O Banco Central divulgou nesta segunda-feira (29/12) a atualização do Boletim Focus, trazendo novos ajustes nas expectativas para os principais indicadores econômicos do país. As estimativas para a inflação medida pelo Índice Nacional de Preços ao Consumidor Amplo (IPCA) voltaram a recuar, enquanto a taxa Selic permanece em patamar elevado, refletindo a estratégia atual da política monetária.
A mediana do relatório Focus para o IPCA de 2025 foi revisada de 4,33% para 4,32%, marcando a sétima queda consecutiva. O número permanece 0,18 ponto porcentual abaixo do teto da meta de inflação, fixado em 4,50%. Para 2026, a projeção passou de 4,06% para 4,05%, registrando a sexta redução seguida nas estimativas.
De acordo com a trajetória apresentada pelo Banco Central no comunicado da reunião de dezembro do Comitê de Política Monetária (Copom), publicado na última semana, a autoridade monetária projeta inflação de 4,4% em 2025 e de 3,5% em 2026. No horizonte relevante da política monetária, o segundo trimestre de 2027, a expectativa é de que a inflação acumulada em 12 meses atinja 3,2%.
Na decisão mais recente, o Copom manteve a taxa Selic em 15% pela quarta reunião consecutiva. No comunicado, o colegiado avaliou que a estratégia atual — de manutenção do nível corrente da taxa de juros por um período bastante prolongado — é adequada para garantir a convergência da inflação à meta. O comitê também afirmou que seguirá vigilante e destacou que os “passos futuros da política monetária poderão ser ajustados” e que, como de costume, não hesitará em retomar o ciclo de ajuste caso considere apropriado.
Desde este ano, o regime de metas de inflação passou a ser contínuo, considerando o IPCA acumulado em 12 meses. O centro da meta é de 3%, com margem de tolerância de 1,5 ponto porcentual para cima ou para baixo. Caso a inflação permaneça fora desse intervalo por seis meses consecutivos, o Banco Central é considerado como tendo descumprido o objetivo.
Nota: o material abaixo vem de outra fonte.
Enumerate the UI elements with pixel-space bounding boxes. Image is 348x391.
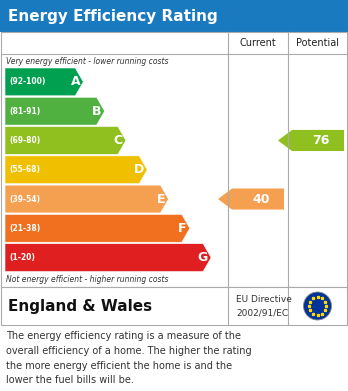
Text: (21-38): (21-38) [9,224,40,233]
Text: (81-91): (81-91) [9,107,40,116]
Text: B: B [92,105,102,118]
Text: G: G [198,251,208,264]
Text: Very energy efficient - lower running costs: Very energy efficient - lower running co… [6,57,168,66]
Polygon shape [218,188,284,210]
Text: (69-80): (69-80) [9,136,40,145]
Text: Potential: Potential [296,38,339,48]
Text: 40: 40 [252,192,270,206]
Text: Not energy efficient - higher running costs: Not energy efficient - higher running co… [6,275,168,284]
Text: England & Wales: England & Wales [8,298,152,314]
Polygon shape [5,244,211,271]
Polygon shape [5,127,126,154]
Text: A: A [71,75,80,88]
Text: Current: Current [240,38,276,48]
Text: (92-100): (92-100) [9,77,45,86]
Polygon shape [5,214,190,242]
Bar [1,32,347,287]
Text: 76: 76 [312,134,330,147]
Text: E: E [157,192,166,206]
Text: (39-54): (39-54) [9,195,40,204]
Bar [0,0,348,32]
Polygon shape [5,68,83,96]
Circle shape [303,292,332,320]
Polygon shape [278,130,344,151]
Bar [1,287,347,325]
Text: C: C [114,134,123,147]
Polygon shape [5,156,147,184]
Text: F: F [178,222,187,235]
Text: The energy efficiency rating is a measure of the
overall efficiency of a home. T: The energy efficiency rating is a measur… [6,331,252,386]
Text: Energy Efficiency Rating: Energy Efficiency Rating [8,9,218,23]
Text: (1-20): (1-20) [9,253,35,262]
Polygon shape [5,97,105,125]
Text: 2002/91/EC: 2002/91/EC [236,308,288,317]
Text: (55-68): (55-68) [9,165,40,174]
Text: EU Directive: EU Directive [236,296,292,305]
Text: D: D [134,163,144,176]
Polygon shape [5,185,168,213]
Essa situação foi caracterizada após a divulgação do IPCA de junho, em 10 de julho, quando a autoridade monetária publicou uma carta aberta informando que espera que a taxa fique abaixo de 4,50% ao final do primeiro trimestre de 2026.
As projeções de mais longo prazo também se mantiveram estáveis. A mediana do Focus para a inflação de 2027 permaneceu em 3,80% pela oitava semana seguida, enquanto a estimativa para 2028 continuou em 3,50%, repetindo a oitava leitura consecutiva.
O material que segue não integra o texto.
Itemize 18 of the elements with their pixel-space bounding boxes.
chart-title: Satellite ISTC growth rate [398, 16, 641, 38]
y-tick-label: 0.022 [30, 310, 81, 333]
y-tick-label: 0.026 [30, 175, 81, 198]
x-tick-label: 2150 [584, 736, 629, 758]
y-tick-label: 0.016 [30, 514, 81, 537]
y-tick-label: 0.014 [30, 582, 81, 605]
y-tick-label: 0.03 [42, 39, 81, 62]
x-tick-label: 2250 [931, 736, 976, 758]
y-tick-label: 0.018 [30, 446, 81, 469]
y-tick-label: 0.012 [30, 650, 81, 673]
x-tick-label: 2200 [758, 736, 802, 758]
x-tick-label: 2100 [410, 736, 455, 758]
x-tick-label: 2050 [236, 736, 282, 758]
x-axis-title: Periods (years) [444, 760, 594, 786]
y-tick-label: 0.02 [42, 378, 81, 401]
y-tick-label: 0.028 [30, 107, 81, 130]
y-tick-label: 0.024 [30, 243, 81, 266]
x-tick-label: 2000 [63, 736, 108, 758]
No campo dos juros, a mediana do relatório Focus para a Selic ao final de 2026 segue em 12,25%, acima dos 12,0% projetados há um mês. Considerando apenas as 88 estimativas atualizadas nos últimos cinco dias úteis, a mediana recuou de 12,25% para 12,13%. Para 2027, a projeção permanece em 10,50% pela 46ª semana consecutiva, enquanto a estimativa para o fim de 2028 ficou em 9,75%, acima dos 9,50% registrados há um mês.
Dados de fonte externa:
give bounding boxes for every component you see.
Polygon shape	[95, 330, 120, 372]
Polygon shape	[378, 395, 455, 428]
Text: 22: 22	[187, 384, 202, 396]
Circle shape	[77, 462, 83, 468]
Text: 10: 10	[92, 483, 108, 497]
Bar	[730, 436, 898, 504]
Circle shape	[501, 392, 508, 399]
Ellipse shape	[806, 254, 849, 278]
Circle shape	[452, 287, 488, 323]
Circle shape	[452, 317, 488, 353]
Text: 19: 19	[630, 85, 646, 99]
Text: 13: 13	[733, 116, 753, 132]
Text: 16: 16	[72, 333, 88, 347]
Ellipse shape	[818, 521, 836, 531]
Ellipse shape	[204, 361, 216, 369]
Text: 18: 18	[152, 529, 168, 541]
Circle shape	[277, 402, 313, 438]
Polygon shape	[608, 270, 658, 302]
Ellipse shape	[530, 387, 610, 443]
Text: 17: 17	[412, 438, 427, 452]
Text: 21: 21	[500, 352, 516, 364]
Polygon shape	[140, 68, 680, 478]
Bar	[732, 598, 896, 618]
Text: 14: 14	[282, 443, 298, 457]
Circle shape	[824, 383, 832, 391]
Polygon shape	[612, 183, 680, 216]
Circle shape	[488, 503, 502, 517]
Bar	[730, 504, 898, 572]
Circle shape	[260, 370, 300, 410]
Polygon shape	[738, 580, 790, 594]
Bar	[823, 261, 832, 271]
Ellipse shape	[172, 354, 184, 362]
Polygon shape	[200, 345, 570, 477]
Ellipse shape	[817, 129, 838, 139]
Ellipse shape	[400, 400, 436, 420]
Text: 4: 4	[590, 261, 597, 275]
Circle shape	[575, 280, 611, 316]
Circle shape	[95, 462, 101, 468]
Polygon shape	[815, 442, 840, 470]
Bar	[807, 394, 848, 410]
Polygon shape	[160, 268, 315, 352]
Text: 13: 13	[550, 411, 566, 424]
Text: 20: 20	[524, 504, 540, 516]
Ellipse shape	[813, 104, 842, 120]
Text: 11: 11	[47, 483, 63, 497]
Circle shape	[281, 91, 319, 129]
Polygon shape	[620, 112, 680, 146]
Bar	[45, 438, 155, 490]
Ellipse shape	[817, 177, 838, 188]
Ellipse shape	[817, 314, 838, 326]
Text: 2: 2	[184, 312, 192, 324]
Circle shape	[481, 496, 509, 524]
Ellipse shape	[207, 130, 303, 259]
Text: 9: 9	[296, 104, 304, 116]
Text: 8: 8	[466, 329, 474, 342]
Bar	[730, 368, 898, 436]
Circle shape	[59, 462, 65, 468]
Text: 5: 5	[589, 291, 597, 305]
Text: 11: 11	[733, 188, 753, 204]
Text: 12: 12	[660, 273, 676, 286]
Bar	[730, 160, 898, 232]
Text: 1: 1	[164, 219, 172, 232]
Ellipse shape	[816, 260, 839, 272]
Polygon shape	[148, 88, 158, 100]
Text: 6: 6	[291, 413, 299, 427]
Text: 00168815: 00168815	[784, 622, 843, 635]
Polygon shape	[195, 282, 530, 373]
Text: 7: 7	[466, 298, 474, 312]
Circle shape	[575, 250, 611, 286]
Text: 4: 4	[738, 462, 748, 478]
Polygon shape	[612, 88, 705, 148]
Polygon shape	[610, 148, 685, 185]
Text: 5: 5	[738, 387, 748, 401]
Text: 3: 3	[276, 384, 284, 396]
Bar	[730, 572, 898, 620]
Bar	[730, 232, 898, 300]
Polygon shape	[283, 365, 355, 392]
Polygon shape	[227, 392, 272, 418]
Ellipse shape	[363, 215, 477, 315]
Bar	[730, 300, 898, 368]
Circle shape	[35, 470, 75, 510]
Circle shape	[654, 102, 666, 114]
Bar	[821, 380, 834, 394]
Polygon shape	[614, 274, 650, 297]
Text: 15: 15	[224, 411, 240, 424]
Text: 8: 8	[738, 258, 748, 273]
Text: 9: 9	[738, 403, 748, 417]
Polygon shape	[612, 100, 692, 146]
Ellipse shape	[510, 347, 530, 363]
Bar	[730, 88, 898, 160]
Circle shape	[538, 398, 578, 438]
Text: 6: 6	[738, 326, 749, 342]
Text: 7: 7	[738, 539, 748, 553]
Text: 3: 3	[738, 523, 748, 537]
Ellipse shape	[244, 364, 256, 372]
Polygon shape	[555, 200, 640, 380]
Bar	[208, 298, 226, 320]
Do ponto de vista do mercado financeiro, a combinação de inflação em trajetória de acomodação e juros elevados por mais tempo tende a impactar diretamente a precificação dos ativos. Taxas de juros altas costumam pressionar o mercado de ações, favorecer aplicações em renda fixa e influenciar o câmbio, ao sustentar a atratividade do real frente a moedas de países com política monetária mais frouxa.